Annie Rogers: Sure. One of the main reasons somebody might call their estate planning attorney after they have [a plan] that’s already existing is if somebody that’s mentioned in their plan has passed away. So, if you have a spouse that passes away, or one of your children passes away, or somebody that you’ve designated as successor trustee, or executor, or financial or healthcare power of attorney, you’re probably going to need to make some updates to your plan.
Chrissy: Right. So, people always think of calling us because of death, but you should also call us in joyous times, as well. So, a birth of a new baby.
Chrissy: Or even grandkids that you want to start adding. Maybe you’re like, “Oh, well now we have five grandkids and we want to give them a little bit of something when we pass away.” And so birth of a child, birth of a grandchild, those are all great, exciting reasons to call us — not just because of bad news. It could also be money. So, tell us some of the reasons that money could cause us to get a call.
Annie: Yeah. We have clients who did plans 20 years ago and their wealth has increased significantly since then. Once you get to a certain place with your wealth, you might need to make sure you have certain estate tax planning provisions in your trust, or you might want to change how you distribute the funds to your family members.
Chrissy: And might think, “Oh, well, my daughter doesn’t need $7 million when I pass away, maybe we want to do some other things.” And so if your wealth has increased or decreased, those are some reasons to take another look at your plan and see if it’s really still meeting all of your objectives.
Annie: Right. Another reason is if you want to make a loan to someone or have made a loan, you might want to make sure that’s addressed in your estate plan. If you’ve given money to one of your children and you want that to be considered an advancement towards their ultimate inheritance. Or you want to loan the money, but you want to address it in a promissory note so that it’s not considered a gift and you want to make sure it gets paid back. Those are things that we can help with.
Chrissy: We’ve also done a podcast before on when you move, why you would need to call your estate planning attorney, but some people just buy additional real estate in the state they don’t reside in. And that would also require us to take another look at whether this piece of property needs to go into a trust or it needs a beneficiary deed. So, those are all some of the great reasons that you may want to call us. The other one is businesses.

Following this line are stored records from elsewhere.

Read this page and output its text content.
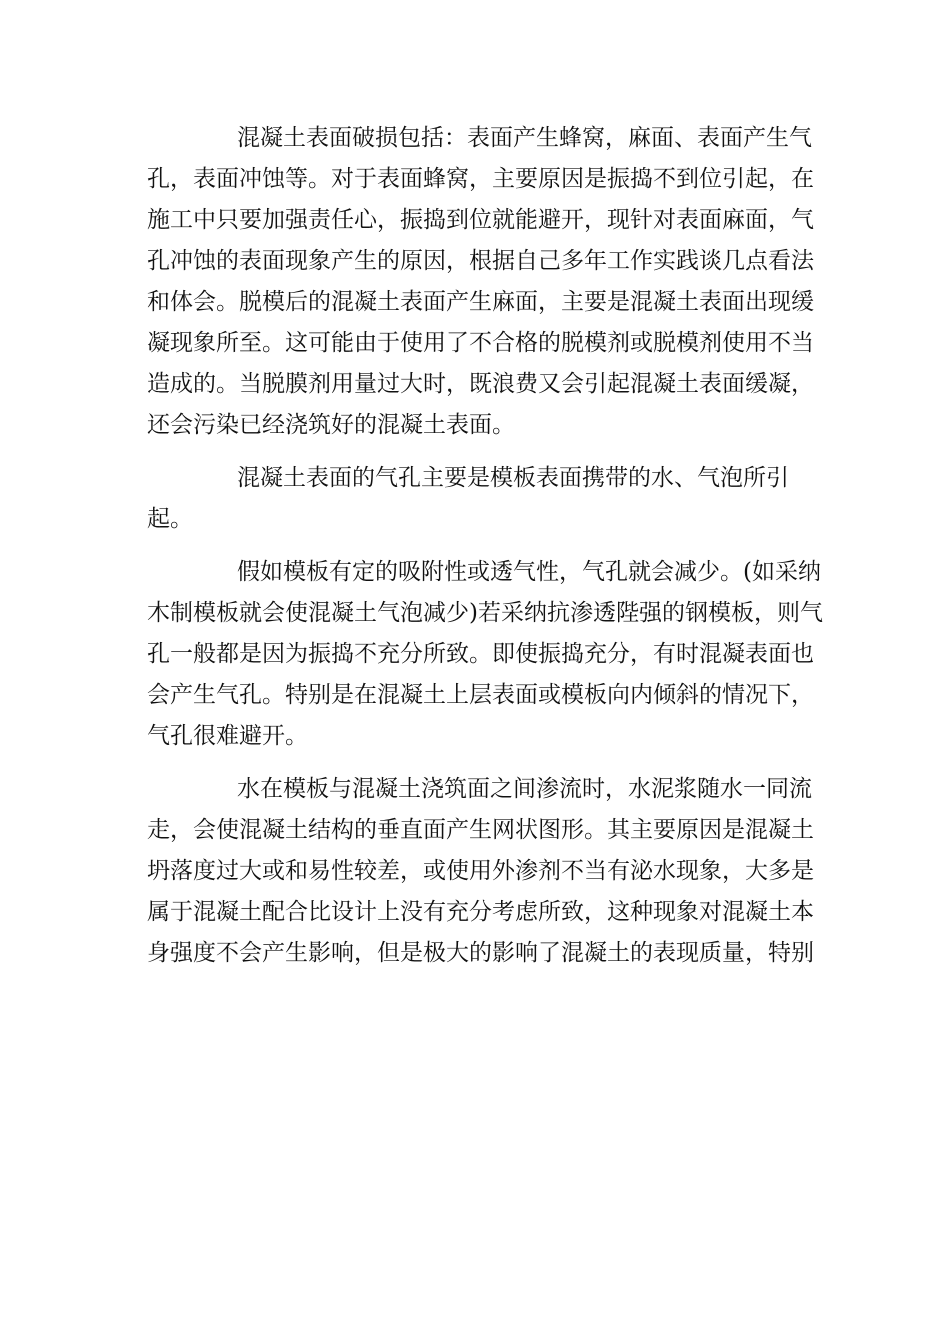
混凝土表面破损包括：表面产生蜂窝，麻面、表面产生气
孔，表面冲蚀等。对于表面蜂窝，主要原因是振捣不到位引起，在
施工中只要加强责任心，振捣到位就能避开，现针对表面麻面，气
孔冲蚀的表面现象产生的原因，根据自己多年工作实践谈几点看法
和体会。脱模后的混凝土表面产生麻面，主要是混凝土表面出现缓
凝现象所至。这可能由于使用了不合格的脱模剂或脱模剂使用不当
造成的。当脱膜剂用量过大时，既浪费又会引起混凝土表面缓凝，
还会污染已经浇筑好的混凝土表面。
混凝土表面的气孔主要是模板表面携带的水、气泡所引
起。
假如模板有定的吸附性或透气性，气孔就会减少。(如采纳
木制模板就会使混凝土气泡减少)若采纳抗渗透陛强的钢模板，则气
孔一般都是因为振捣不充分所致。即使振捣充分，有时混凝表面也
会产生气孔。特别是在混凝土上层表面或模板向内倾斜的情况下，
气孔很难避开。
水在模板与混凝土浇筑面之间渗流时，水泥浆随水一同流
走，会使混凝土结构的垂直面产生网状图形。其主要原因是混凝土
坍落度过大或和易性较差，或使用外渗剂不当有泌水现象，大多是
属于混凝土配合比设计上没有充分考虑所致，这种现象对混凝土本
身强度不会产生影响，但是极大的影响了混凝土的表现质量，特别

Annie: Right. So first you to make sure that you’re somehow getting your business into your trust at some point, whether it’s now or upon your death. Also, if this is a small, family business, does one of your kids work in the business? Do we want to make sure you have some sort of planning for who’s receiving the business or how that’s going to be divvied up after you’re gone? Because that can create a lot of complexity and issues.
Chrissy: And if the biggest asset is the business, and one son is getting all of that, is there some sort of buyout for the other children in the plan? So, there’s a lot of different reasons, not just someone passed away, to give your estate planning attorney a call.
Annie: Right. And you know, one of the other things with new property is if you’ve moved. And I know we’ve talked about this in the past, but if you move from state to state, that’s always a good time to talk to your estate planning attorney because different states have different laws about certain things. And you want to make sure that you’re covering your bases with new provisions that you need. And probably the last thing is if there are any major law changes that might affect your plan. For instance, with the SECURE Act that was passed last year, that changed how beneficiaries other than spouses can receive retirement accounts after the person who earned the money passed away.
Chrissy: There might also be significant changes to the tax code in years to come. And so that might necessitate a call to your estate planning attorney to see if you’re still in the best plan, and it’s going to optimize your tax planning for the future.